The above search method, which returns the first string that matches the regular expression. But if you want to get all the strings that match the regular expression, you can use the findall method

html = '''<div id="songs-list">
<h2 class="title">经典老歌</h2>
<p class="introduction">
经典老歌列表
</p>
<ul id="list" class="list-group">
<li data-view="2">一路上有你</li>
<li data-view="7">
<a href="/2.mp3" singer="任贤齐">沧海一声笑</a>
</li>
<li data-view="4" class="active">
<a href="/3.mp3" singer="齐秦">往事随风</a>
</li>
<li data-view="6"><a href="/4.mp3" singer="beyond">光辉岁月</a></li>
<li data-view="5"><a href="/5.mp3" singer="陈慧琳">记事本</a></li>
<li data-view="5">
<a href="/6.mp3" singer="邓丽君">但愿人长久</a>
</li>
</ul>
</div>'''
results = re.findall('<li.*?href="(.*?)".*?singer="(.*?)">(.*?)</a>',html,re.S)
print(type(results),results)
for result in results:
    print(result)  #输出位元组
    print(result[0],result[1],result[2])  #输出字符串

operation result:

<class 'list'> [('/2.mp3', 'Ren Xianqi', 'A Laugh from the Sea'), ('/3.mp3', 'Qi Qin', 'The Past Follows the Wind'), ('/4 .mp3', 'beyond', 'Glorious Years'), ('/5.mp3', 'Kelly Chen', 'Notepad'), ('/6.mp3', 'Teresa Teng', 'I hope people last long' )] 
('/2.mp3', 'Ren Xianqi', 'A Laugh in the Sea') 
/2.mp3 Ren Xianqi in a Laugh in the Sea 
('/3.mp3', 'Qi Qin', 'The Past Follows the Wind') 
/3. mp3 Qi and Qin's past with the wind 
('/4.mp3', 'beyond', 'Glory Years') 
/4.mp3 beyond Glory Years 
('/5.mp3', 'Kelly Chen', 'Notepad') 
/5. mp3 Kelly Chen's Notepad 
('/6.mp3', 'Teresa Teng', 'I wish you a long time') 
/6.mp3 Teresa Teng I wish you a long time

It can be seen from the results that the result returned by replacing the search method with the findall method is a list type, and each group of content needs to be obtained in turn through traversal.
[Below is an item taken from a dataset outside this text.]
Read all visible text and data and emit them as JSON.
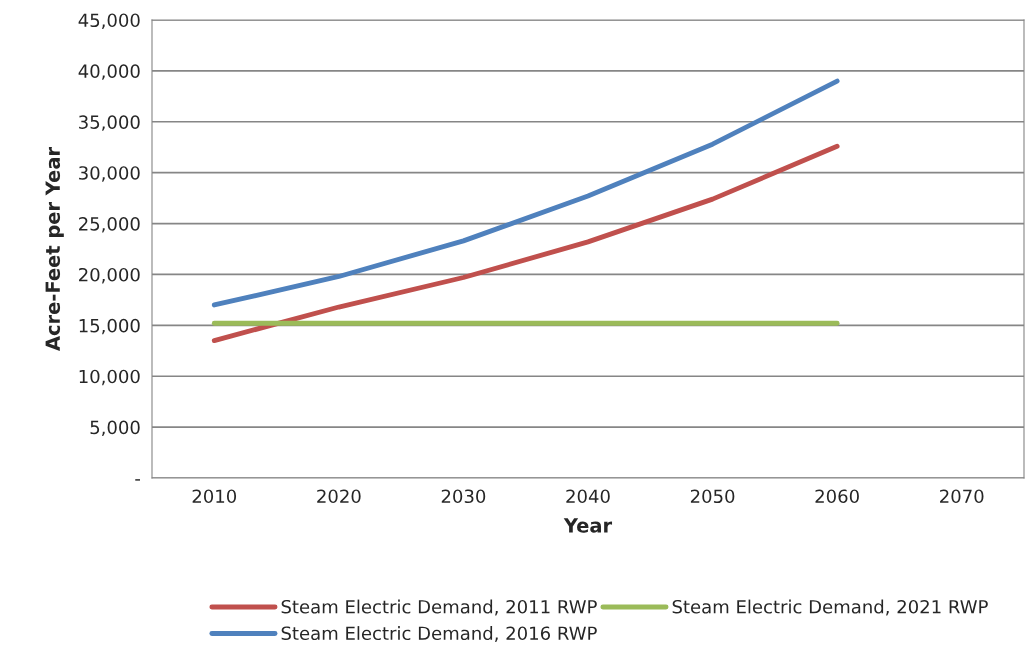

In general, if you only want to get the first matched string, you can use the search method, if you need to extract multiple contents, use the findall method

4.sub

In addition to using regular expressions to extract information, you can also use it to modify text information. For example, if you want to remove your numbers from a string of text, it would be too cumbersome to use the repalce method. At this time, you can use the sub method to achieve it. The first parameter is passed in to the regular expression to match the information that needs to be modified, and the second parameter is passed in to be replaced. Content, the third parameter is the original string. Enter the example below:

import re
content = "121fef342dkjdsd87f7hiud3334"
content = re.sub('\d+','',content)
print(content)

operation result:

fefdkjdsdfhiud

5.compile

compile can compile regular strings into regular expression objects for reuse in subsequent matches. Examples are as follows:

import re
content1 = '2022/7/23晴'
content2 = '2022/7/24小雨'
content3 = '2022/7/25雷阵雨'
pattern = re.compile('\d{4}/\d{1}/\d{2}')
result1 = re.sub(pattern,'',content1)
result2 = re.sub(pattern,'',content2)
result3 = re.sub(pattern,'',content3)
print(result1,result2,result3)

3. Actual combat of basic crawler cases

The crawled URL is: Douban Reading , and the crawled content is: hyperlink, book title, author, publication date

import re
import requests
headers = {"User-Agent": "Mozilla/5.0 (Windows NT 10.0; Win64; x64) AppleWebKit/537.36 (KHTML, like Gecko) Chrome/86.0.4240.198 Safari/537.36"}
content = requests.get('https://book.douban.com/',headers = headers).text  
pattern = re.compile('<li.*?cover">.*?href="(.*?)".*?title="(.*?)".*?more-meta">.*?author">(.*?)</span>.*?year">(.*?)</span>.*?</li>',re.S)
results = re.findall(pattern,content)
for result in results:
    url,name,author,date=result
    author = re.sub('\s','',author)
    year = re.sub('\s','',year)
    print(url,name,author,date)

The efficiency of crawling webpage content with regular expressions will be relatively low, and it will be more convenient to continue to learn libraries such as pyquery and beautifulsoup in the future.